Das Dorf Gastern

Das Dorf Gastern zeigt eine linsenförmige Anlage. Die beiden Orts-Hauptwege umranden den Anger, linsenförmig. Die Gehöfte liegen an den "Randstraßen". Diese beiden Randstraßen vereinigen sich an den beiden Dorfausgängen zu je einer Straße, die mit einer Wendung den Ort verlassen (Weißenbach und Garolden). Die Abzweigung nach Klein Zwettl bildet eine Ausnahme von der Regel.

Der Anger diente früher als Weide für das Vieh, wenn es wegen schlechten Wetters oder Unsicherheit nicht ausgetrieben werden konnte. Er wurde aber auch als Versammlungsplatz der Gemeinde, später als Marktplatz verwendet. Der Dorfbach fließt in der Mitte, entlang des Angers. Einige Querwege stellen die Verbindung zur Kirche her, die bei älteren Orten nicht auf dem Anger, sondern seitens auf einer Anhöhe steht und oft als Verteidigungsstelle benutzt wurde.

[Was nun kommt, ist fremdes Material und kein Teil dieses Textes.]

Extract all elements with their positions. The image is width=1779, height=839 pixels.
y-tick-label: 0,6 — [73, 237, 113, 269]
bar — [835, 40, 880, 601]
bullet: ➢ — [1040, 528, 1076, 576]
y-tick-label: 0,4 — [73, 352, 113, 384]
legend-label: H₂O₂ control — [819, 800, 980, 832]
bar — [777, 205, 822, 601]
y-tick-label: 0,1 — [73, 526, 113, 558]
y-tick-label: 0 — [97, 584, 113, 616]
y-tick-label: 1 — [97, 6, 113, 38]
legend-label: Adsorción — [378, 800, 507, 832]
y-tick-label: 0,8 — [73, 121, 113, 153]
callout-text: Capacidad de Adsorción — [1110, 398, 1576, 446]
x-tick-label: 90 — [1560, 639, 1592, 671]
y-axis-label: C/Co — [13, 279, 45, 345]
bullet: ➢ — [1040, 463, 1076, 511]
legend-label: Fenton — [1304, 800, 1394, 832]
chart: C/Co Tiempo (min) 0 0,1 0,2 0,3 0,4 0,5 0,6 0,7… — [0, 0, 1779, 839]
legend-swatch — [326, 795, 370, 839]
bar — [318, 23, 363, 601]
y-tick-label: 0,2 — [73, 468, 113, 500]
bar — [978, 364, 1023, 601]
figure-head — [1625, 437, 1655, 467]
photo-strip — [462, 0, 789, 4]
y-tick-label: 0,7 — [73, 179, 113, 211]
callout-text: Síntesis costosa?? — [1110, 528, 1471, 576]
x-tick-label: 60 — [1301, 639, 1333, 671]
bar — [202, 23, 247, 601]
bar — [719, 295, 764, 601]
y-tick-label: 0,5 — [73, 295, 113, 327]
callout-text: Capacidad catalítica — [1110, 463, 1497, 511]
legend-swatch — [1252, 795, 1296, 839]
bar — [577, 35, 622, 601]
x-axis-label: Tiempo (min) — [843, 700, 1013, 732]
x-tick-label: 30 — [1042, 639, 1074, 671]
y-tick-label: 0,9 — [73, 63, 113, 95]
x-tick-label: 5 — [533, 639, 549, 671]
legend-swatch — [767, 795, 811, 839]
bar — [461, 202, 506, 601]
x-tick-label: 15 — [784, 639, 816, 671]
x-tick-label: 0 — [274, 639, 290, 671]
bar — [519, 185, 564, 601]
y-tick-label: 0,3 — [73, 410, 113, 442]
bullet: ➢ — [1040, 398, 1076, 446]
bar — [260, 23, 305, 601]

Um die Kirche lag hier auch der Friedhof, der 1787 vor das Dorf hinaus an die Straße nach Klein Zwettl verlegt wurde. Zu beiden Seiten des Tores stand am neuen Friedhof noch bis vor einiger Zeit der sinnreiche Spruch geschrieben:

Was Ihr seid,
das waren wir!
Was wir sind,
das werdet Ihr!

Auf dem Dorfanger liegt auch der Feuerlösch- und Schwemmteich. Früher war das Haus Nr. 32 das Halterhaus. Heute steht auch das Feuerwehrhaus auf dem Anger.

Hinsichtlich der Gründung ist man der Ansicht, dass das Angerdorf planmäßig angelegt wurde, es ist die typische Siedlungsform des 12. und 13. Jahrhunderts.